Large tropical cyclones cause severe damage to major cities along the United States Gulf Coast annually. A diverse collection of engineering and statistical models are currently used to estimate the geographical distribution of power outage probabilities stemming from these hurricanes to aid in storm preparedness and recovery efforts. Graph theoretic studies of power networks have separately attempted to link abstract network topology to transmission and distribution system reliability. However, few works have employed both techniques to unravel the intimate connection between network damage arising from storms, topology, and system reliability. This investigation presents a new methodology combining hurricane damage predictions and topological assessment to characterize the impact of hurricanes upon power system reliability. Component fragility models are applied to predict failure probability for individual transmission and distribution power network elements simultaneously. The damage model is calibrated using power network component failure data for Harris County, TX, USA caused by Hurricane Ike in September of 2008, resulting in a mean outage prediction error of 15.59% and low standard deviation.
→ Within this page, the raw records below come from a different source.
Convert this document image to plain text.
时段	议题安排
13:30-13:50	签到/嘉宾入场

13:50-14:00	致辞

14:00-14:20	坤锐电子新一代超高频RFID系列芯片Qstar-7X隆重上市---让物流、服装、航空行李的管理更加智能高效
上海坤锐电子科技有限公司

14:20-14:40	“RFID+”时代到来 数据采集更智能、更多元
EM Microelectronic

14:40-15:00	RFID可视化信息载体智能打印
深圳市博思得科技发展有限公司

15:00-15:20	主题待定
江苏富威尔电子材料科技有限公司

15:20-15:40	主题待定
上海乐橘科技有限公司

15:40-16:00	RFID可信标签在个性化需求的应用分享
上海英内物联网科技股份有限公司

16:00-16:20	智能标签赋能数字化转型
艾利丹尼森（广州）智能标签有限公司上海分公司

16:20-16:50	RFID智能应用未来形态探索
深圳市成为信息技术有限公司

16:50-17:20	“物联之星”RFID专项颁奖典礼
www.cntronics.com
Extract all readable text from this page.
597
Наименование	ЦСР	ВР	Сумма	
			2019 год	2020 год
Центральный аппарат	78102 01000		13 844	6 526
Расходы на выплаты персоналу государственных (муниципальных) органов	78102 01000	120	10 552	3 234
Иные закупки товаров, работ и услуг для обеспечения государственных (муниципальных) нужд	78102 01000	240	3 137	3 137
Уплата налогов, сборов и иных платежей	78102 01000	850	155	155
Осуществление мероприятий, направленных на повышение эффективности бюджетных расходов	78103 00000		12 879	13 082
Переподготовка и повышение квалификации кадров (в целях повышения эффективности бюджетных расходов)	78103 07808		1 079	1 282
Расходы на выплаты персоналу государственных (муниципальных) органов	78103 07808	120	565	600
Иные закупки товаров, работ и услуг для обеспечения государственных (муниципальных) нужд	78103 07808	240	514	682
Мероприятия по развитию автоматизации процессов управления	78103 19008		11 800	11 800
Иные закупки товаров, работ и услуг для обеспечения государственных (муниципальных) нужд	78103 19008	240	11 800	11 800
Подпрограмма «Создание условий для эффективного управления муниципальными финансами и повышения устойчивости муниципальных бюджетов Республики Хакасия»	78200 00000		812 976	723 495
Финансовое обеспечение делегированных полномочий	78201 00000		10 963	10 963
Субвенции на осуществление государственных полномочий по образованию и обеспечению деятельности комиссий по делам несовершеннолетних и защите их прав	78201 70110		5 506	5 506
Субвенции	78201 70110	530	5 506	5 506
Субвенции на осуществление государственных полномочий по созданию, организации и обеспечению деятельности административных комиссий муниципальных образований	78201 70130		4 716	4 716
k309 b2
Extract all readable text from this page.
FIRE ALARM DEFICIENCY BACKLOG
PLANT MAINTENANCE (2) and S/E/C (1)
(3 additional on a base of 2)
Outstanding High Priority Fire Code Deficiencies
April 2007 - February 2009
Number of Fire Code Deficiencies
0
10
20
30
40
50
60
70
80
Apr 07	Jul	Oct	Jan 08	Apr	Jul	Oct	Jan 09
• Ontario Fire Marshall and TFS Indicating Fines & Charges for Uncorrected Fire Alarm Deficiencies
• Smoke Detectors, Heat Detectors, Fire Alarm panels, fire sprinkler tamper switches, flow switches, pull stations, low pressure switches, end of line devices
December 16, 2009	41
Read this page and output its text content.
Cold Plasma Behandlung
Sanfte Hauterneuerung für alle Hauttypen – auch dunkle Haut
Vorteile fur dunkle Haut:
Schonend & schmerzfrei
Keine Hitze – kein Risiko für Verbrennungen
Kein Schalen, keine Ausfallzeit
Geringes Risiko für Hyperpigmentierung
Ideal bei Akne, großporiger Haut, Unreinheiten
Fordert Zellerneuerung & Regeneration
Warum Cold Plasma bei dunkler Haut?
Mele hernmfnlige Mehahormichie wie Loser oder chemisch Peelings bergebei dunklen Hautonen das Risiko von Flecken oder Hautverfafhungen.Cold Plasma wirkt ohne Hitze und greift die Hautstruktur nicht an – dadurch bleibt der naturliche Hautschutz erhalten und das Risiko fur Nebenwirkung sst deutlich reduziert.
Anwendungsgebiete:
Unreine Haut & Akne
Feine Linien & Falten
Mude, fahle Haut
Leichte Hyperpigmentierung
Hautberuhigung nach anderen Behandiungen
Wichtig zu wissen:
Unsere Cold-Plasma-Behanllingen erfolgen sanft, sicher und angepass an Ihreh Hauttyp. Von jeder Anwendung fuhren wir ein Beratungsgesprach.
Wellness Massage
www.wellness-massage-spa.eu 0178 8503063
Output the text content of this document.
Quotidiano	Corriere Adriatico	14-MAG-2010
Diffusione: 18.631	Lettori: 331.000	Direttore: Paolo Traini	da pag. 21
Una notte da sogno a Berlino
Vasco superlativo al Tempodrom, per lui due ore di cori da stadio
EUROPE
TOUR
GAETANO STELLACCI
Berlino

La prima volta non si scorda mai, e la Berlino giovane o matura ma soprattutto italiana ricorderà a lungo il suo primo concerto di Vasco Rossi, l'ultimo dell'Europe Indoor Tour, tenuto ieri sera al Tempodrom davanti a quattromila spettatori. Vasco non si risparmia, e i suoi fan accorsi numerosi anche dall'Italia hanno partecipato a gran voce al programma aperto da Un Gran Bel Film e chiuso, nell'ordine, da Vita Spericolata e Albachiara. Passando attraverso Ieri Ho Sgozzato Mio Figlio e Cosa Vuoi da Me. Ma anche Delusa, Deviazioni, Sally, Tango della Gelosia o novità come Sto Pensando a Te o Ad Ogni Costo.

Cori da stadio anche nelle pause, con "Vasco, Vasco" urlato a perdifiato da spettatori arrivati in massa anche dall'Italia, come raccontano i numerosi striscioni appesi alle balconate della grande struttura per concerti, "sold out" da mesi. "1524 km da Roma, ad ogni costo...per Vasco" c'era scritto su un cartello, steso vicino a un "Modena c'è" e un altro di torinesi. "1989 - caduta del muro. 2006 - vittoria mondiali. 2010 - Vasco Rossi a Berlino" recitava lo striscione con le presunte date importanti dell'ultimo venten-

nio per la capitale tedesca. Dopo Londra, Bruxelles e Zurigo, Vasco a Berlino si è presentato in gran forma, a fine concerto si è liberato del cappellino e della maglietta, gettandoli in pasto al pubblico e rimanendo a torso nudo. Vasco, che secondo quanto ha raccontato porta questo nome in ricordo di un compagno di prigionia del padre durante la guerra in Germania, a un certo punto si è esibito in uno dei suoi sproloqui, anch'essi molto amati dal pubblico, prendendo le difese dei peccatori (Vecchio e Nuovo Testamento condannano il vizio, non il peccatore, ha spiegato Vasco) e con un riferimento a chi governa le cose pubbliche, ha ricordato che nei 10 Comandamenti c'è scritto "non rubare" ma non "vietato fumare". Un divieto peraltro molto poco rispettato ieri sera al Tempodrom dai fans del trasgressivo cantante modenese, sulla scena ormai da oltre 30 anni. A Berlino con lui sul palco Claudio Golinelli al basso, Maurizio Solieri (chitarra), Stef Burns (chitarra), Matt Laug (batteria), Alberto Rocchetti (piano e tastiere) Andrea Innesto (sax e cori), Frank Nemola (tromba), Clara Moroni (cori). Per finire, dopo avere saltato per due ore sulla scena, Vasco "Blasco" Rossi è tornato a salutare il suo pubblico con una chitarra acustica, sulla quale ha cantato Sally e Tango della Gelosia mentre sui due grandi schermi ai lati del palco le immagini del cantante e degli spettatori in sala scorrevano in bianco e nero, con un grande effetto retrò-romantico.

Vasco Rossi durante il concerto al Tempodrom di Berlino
Simulated hurricane events are then applied to measure the hurricane reliability of three topologically distinct transmission networks. The rate of system performance decline is shown to depend on their topological structure. Reliability is found to correlate directly with topological features, such as network meshedness, centrality, and clustering, and the compact irregular ring mesh topology is identified as particularly favorable, which can influence regional lifeline policy for retrofit and hardening activities to withstand hurricane events.